Still, you gotta ease them into the idea slow. So you start with something your average schmoe thinks of as Summer-y, then wham, that’s when you sock ‘em, pow, right in the kisser. What is this delight of A-grade gourmet, they think, as happy memories come flooding back to them all at once. With shave-ice and oden brought together at last, I have known true happiness. Thank you. That’s what they’d think.

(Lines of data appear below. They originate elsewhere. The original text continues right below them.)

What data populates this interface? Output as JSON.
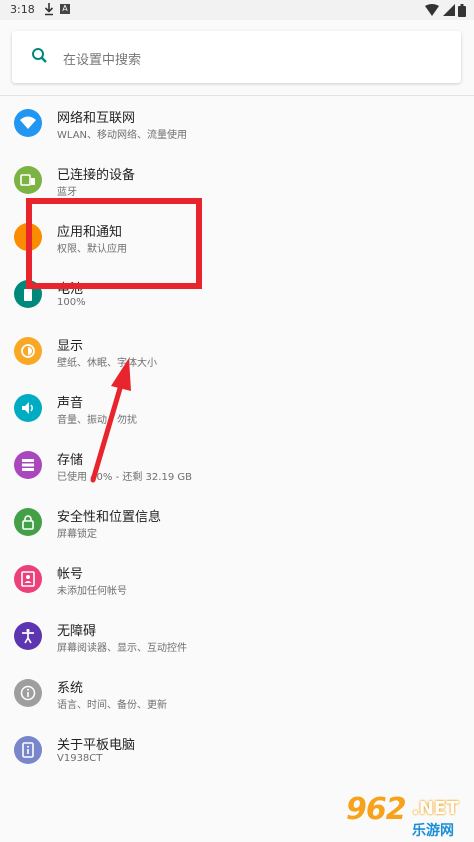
{
  "status": {
    "time": "3:18",
    "notif_letter": "A"
  },
  "search": {
    "placeholder": "在设置中搜索"
  },
  "items": [
    {
      "title": "网络和互联网",
      "subtitle": "WLAN、移动网络、流量使用",
      "icon": "wifi-icon",
      "color": "#2196f3"
    },
    {
      "title": "已连接的设备",
      "subtitle": "蓝牙",
      "icon": "devices-icon",
      "color": "#7cb342"
    },
    {
      "title": "应用和通知",
      "subtitle": "权限、默认应用",
      "icon": "apps-icon",
      "color": "#fb8c00"
    },
    {
      "title": "电池",
      "subtitle": "100%",
      "icon": "battery-icon",
      "color": "#00897b"
    },
    {
      "title": "显示",
      "subtitle": "壁纸、休眠、字体大小",
      "icon": "display-icon",
      "color": "#f9a825"
    },
    {
      "title": "声音",
      "subtitle": "音量、振动、勿扰",
      "icon": "sound-icon",
      "color": "#00acc1"
    },
    {
      "title": "存储",
      "subtitle": "已使用 40% - 还剩 32.19 GB",
      "icon": "storage-icon",
      "color": "#ab47bc"
    },
    {
      "title": "安全性和位置信息",
      "subtitle": "屏幕锁定",
      "icon": "security-icon",
      "color": "#43a047"
    },
    {
      "title": "帐号",
      "subtitle": "未添加任何帐号",
      "icon": "account-icon",
      "color": "#ec407a"
    },
    {
      "title": "无障碍",
      "subtitle": "屏幕阅读器、显示、互动控件",
      "icon": "accessibility-icon",
      "color": "#5e35b1"
    },
    {
      "title": "系统",
      "subtitle": "语言、时间、备份、更新",
      "icon": "info-icon",
      "color": "#9e9e9e"
    },
    {
      "title": "关于平板电脑",
      "subtitle": "V1938CT",
      "icon": "tablet-icon",
      "color": "#7986cb"
    }
  ],
  "watermark": {
    "number": "962",
    "suffix": ".NET",
    "site": "乐游网"
  }
}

He could make them all so, so happy.
This was Chibita’s thought process when he bought an old-fashioned ice shaver machine for 3000 yen from a warehouse store in the San’ya district. An impulse buy? Maybe, but sure to be a solid investment for the lean months. It was heavy, and it made the pushcart a little harder to drag into place when it was time to open up shop for the day. But iced-oden was an idea whose time had come.
The handsome piece of equipment glittered all chrome and blue and crimson in the late afternoon sunshine behind the oden cart. Chibita beamed with anticipation and turned the crank.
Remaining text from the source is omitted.